Audit vs. Review vs. Internal Controls Assessment

Audit

Does your organization need an audit, review, or internal controls assessment?

Because every organization is different, there are different types of assurance services that your company can undergo based on your needs. There are many things that will help determine which services are the right fit for your organization. Your organization’s primary purpose, mission, funding, and board expectations, among other items, should be taken into consideration. Continue reading to learn about the differences in an audit, review, and internal control assessment.

Audit

The objective of an audit is to provide an opinion that the financial statements are presented fairly, in all material aspects, in conformity with the applicable financial reporting framework. Having an audit done provides a high, but not absolute, level of assurance. The assurance relates to the financial statements taken as a whole (not specific accounts, classes of transactions, or note disclosures). The audit opinion can be unmodified, qualified, adverse, or can be a disclaimer of opinion. Audits are performed in accordance with auditing standards generally accepted in the United States. If you are a large association, it is a best practice that you get an annual audit. Having up-to-date audited financial statements are important to the board when making key financial decisions.

Review

Next, the objective of a review is to provide a report (not an opinion). This report states that the accountant is not aware of any material modifications that should be made to the financial statements for the statements to be in conformity with the applicable financial reporting framework. This provides a limited level of assurance. A review is substantially less in scope than an audit. There is no requirement to obtain an understanding of internal controls, assess fraud risk, or test accounting records. Reviews are performed in accordance with Statements on Standards for Accounting and Review Services issued by the AICPAs. If you are a smaller organization, it may make more sense to perform an annual review with audits every 3-5 years.

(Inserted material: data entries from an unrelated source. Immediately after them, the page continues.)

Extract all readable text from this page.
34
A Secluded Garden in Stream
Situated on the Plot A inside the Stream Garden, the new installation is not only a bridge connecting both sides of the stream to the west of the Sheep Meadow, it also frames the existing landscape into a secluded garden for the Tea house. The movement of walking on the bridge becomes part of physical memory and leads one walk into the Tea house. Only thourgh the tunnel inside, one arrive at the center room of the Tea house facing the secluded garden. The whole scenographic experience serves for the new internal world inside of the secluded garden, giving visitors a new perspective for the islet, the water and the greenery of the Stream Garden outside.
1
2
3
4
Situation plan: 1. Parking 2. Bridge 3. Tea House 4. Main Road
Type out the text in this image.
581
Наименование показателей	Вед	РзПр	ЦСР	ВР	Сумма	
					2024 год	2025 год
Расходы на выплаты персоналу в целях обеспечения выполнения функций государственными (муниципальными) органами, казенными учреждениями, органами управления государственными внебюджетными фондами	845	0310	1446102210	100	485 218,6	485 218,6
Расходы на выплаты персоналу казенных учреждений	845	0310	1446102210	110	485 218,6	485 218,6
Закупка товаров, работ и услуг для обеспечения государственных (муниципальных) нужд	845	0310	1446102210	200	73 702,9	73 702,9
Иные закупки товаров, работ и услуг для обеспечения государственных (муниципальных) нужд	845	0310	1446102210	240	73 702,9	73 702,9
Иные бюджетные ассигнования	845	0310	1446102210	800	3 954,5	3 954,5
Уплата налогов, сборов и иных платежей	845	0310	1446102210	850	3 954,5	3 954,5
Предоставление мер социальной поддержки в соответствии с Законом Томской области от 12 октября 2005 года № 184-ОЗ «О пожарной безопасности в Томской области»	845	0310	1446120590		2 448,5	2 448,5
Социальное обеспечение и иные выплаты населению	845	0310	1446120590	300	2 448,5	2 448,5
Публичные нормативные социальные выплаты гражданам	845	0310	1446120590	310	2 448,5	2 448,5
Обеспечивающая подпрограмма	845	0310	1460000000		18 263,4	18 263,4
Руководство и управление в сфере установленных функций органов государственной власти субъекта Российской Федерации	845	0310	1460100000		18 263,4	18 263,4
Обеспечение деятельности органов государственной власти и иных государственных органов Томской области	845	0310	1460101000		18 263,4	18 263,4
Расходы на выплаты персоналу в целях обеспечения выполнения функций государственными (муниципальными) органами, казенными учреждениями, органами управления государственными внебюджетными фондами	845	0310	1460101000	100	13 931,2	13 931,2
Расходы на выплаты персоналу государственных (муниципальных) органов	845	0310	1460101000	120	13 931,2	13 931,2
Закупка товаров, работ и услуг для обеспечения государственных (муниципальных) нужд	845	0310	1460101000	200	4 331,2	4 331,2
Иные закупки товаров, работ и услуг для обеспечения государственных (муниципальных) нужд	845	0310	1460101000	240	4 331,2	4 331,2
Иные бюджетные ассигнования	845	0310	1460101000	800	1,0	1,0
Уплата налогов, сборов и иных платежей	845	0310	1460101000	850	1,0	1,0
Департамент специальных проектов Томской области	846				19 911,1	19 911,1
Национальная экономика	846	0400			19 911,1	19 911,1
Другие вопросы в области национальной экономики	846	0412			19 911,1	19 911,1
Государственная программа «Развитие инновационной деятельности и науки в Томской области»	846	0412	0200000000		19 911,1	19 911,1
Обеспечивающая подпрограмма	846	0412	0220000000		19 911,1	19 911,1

Internal Controls Assessment

Last, the objective of an internal control assessment is to evaluate and test the operational effectiveness and design of the current internal control structure. If your organization is not receiving an annual audit, which includes an assessment of internal controls each year, it is important to routinely have an assessment of your internal controls to determine if there are any inefficiencies or issues with the current structure.  

In closing, there is not one right answer for each organization. You must evaluate each service option and make the best decision for your organization. For help when evaluating the options or to determine which one is best for your organization, always consult a certified public accountant.